Something constructive in the PoC sense might come out of a joint TMF/ISG meeting on management/operations that’s being held this week as the two bodies have meetings in the Bay Area.  The TMF also has PoC capability through its well-known and often-used Catalyst projects, and perhaps something that should happen in the joint discussions is the creation of policies that would advance systemic PoCs in one or both groups, and/or a dividing line to show where they belong.  It’s pretty hard to see how you can get reduced opex without some incremental “op”, but it’s also worthwhile to note that cloud-based, virtual services don’t work like the old services do.  Should we look at what the optimum operational framework for NFV and the cloud might be, then fit it to the TMF model, adapting the latter as needed?  That’s a viable approach, I think.

The TMF connection raises an interesting point, which is how the ISG will communicate its PoC findings to bodies like the TMF.  While a PoC could well move outside the ISG’s scope for what it does and shows, there appears to be some limitation on how results are fed back.  If you report against specific ISG specifications then you can’t report extra-ISG activities back, so they can’t pass through the liaison linkage to other bodies where those activities could be meaningful.  So do the ISG people then have to be members of all the other bodies?  I’m a TMF member but none of the other CloudNFV team are, for example, and I suspect a lot of the smaller companies in the ISG aren’t either.  I’d like to see the ISG encourage people to run PoCs that are outside the scope of the ISG where the extension works to cement the benefit case, and also then agree to provide liaison for these points.
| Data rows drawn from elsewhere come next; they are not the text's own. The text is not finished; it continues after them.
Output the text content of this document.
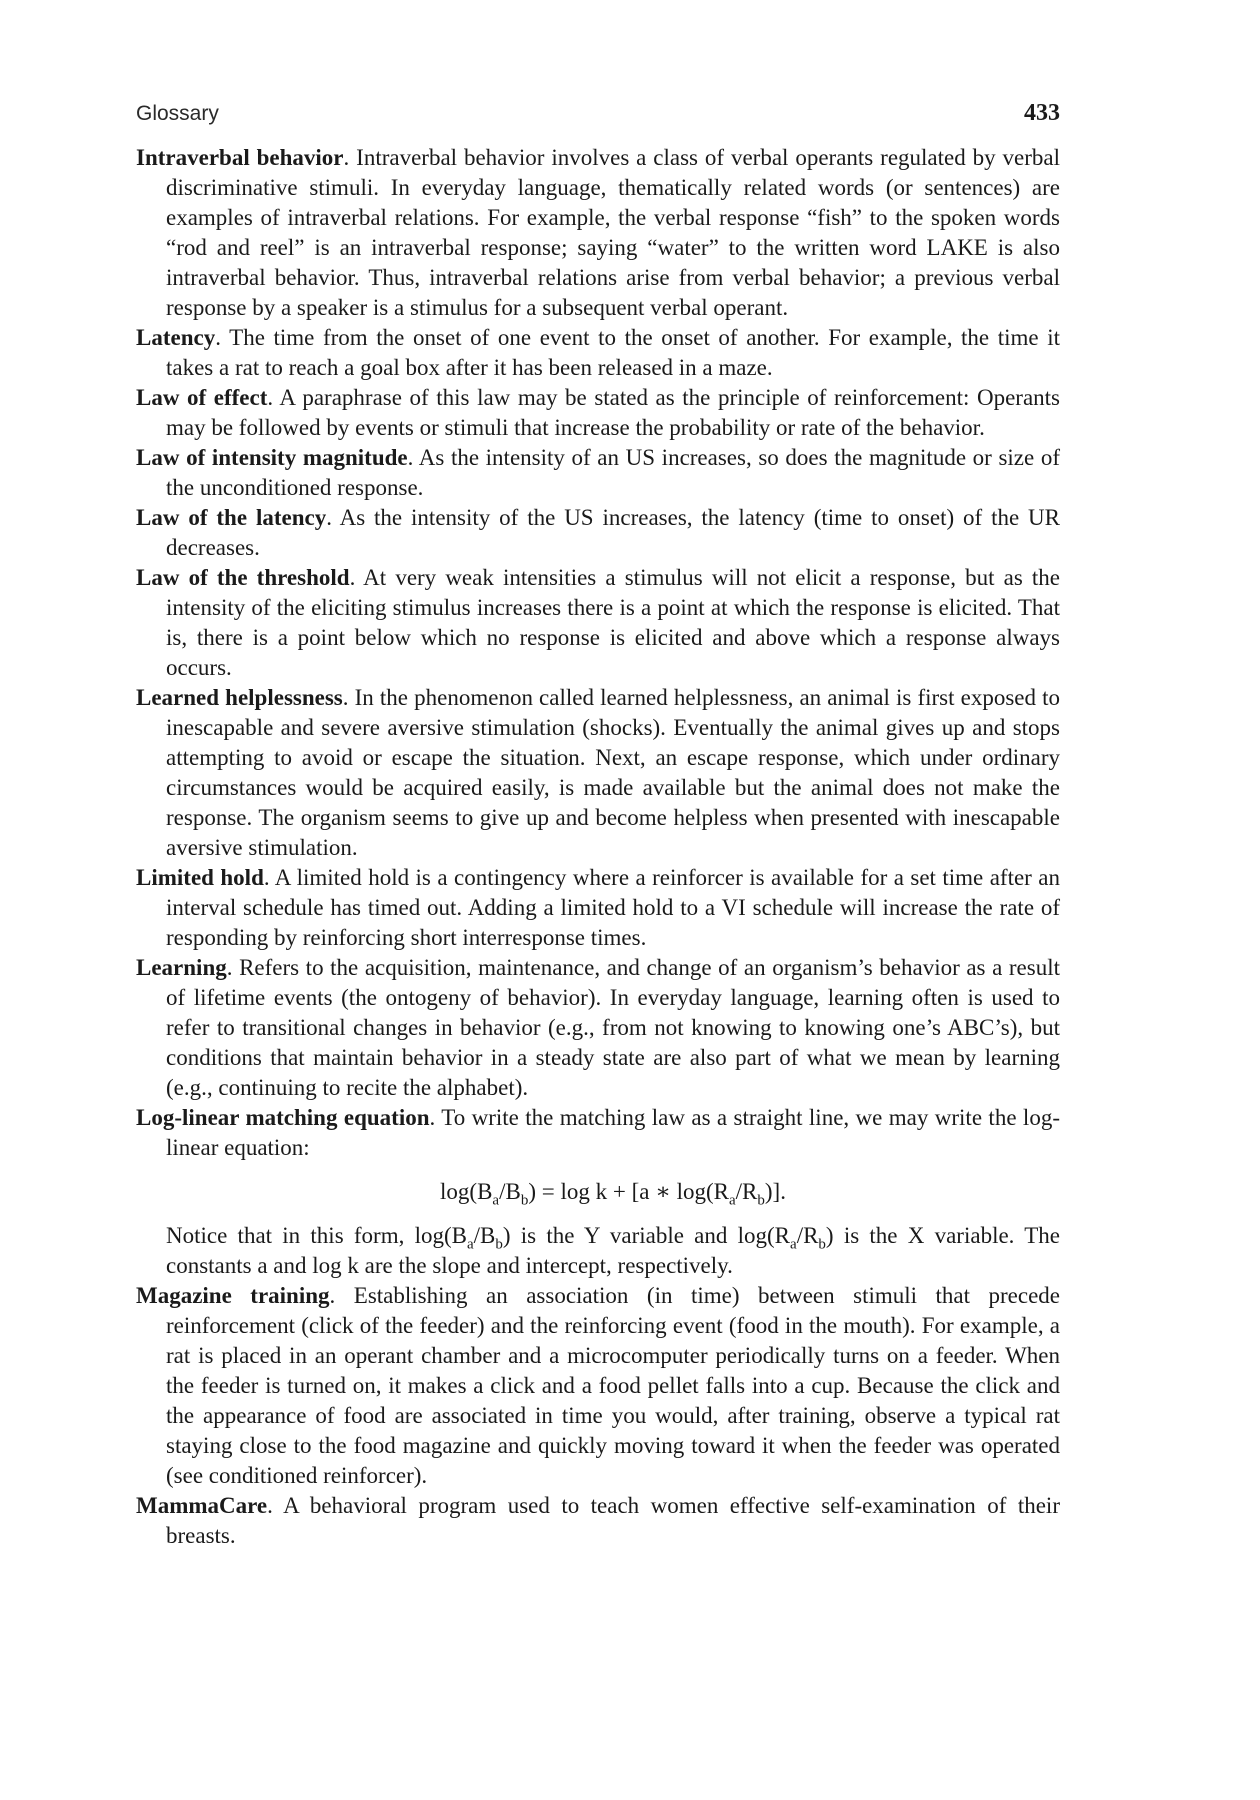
Glossary	433

Intraverbal behavior. Intraverbal behavior involves a class of verbal operants regulated by verbal discriminative stimuli. In everyday language, thematically related words (or sentences) are examples of intraverbal relations. For example, the verbal response “fish” to the spoken words “rod and reel” is an intraverbal response; saying “water” to the written word LAKE is also intraverbal behavior. Thus, intraverbal relations arise from verbal behavior; a previous verbal response by a speaker is a stimulus for a subsequent verbal operant.

Latency. The time from the onset of one event to the onset of another. For example, the time it takes a rat to reach a goal box after it has been released in a maze.

Law of effect. A paraphrase of this law may be stated as the principle of reinforcement: Operants may be followed by events or stimuli that increase the probability or rate of the behavior.

Law of intensity magnitude. As the intensity of an US increases, so does the magnitude or size of the unconditioned response.

Law of the latency. As the intensity of the US increases, the latency (time to onset) of the UR decreases.

Law of the threshold. At very weak intensities a stimulus will not elicit a response, but as the intensity of the eliciting stimulus increases there is a point at which the response is elicited. That is, there is a point below which no response is elicited and above which a response always occurs.

Learned helplessness. In the phenomenon called learned helplessness, an animal is first exposed to inescapable and severe aversive stimulation (shocks). Eventually the animal gives up and stops attempting to avoid or escape the situation. Next, an escape response, which under ordinary circumstances would be acquired easily, is made available but the animal does not make the response. The organism seems to give up and become helpless when presented with inescapable aversive stimulation.

Limited hold. A limited hold is a contingency where a reinforcer is available for a set time after an interval schedule has timed out. Adding a limited hold to a VI schedule will increase the rate of responding by reinforcing short interresponse times.

Learning. Refers to the acquisition, maintenance, and change of an organism’s behavior as a result of lifetime events (the ontogeny of behavior). In everyday language, learning often is used to refer to transitional changes in behavior (e.g., from not knowing to knowing one’s ABC’s), but conditions that maintain behavior in a steady state are also part of what we mean by learning (e.g., continuing to recite the alphabet).

Log-linear matching equation. To write the matching law as a straight line, we may write the log-linear equation:

$\log(B_a/B_b) = \log k + [a$ ∗ $\log(R_a/R_b)$].

Notice that in this form, $\log(B_a/B_b)$ is the Y variable and $\log(R_a/R_b)$ is the X variable. The constants a and log k are the slope and intercept, respectively.

Magazine training. Establishing an association (in time) between stimuli that precede reinforcement (click of the feeder) and the reinforcing event (food in the mouth). For example, a rat is placed in an operant chamber and a microcomputer periodically turns on a feeder. When the feeder is turned on, it makes a click and a food pellet falls into a cup. Because the click and the appearance of food are associated in time you would, after training, observe a typical rat staying close to the food magazine and quickly moving toward it when the feeder was operated (see conditioned reinforcer).

MammaCare. A behavioral program used to teach women effective self-examination of their breasts.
The PoC process is critical to NFV, I think, perhaps even more critical than the specifications themselves.  Operators who need some of the NFV benefits now can build on PoC results for early trial activity because you can test an implementation in the lab or even a pilot service.  That means that those critical business cases and early tire-kicking can happen earlier, and that vendors can be forced by competitive pressure into doing more and doing it faster.  The PoCs could be the big win for the ISG, if they can get them going in the right direction and keep up the momentum.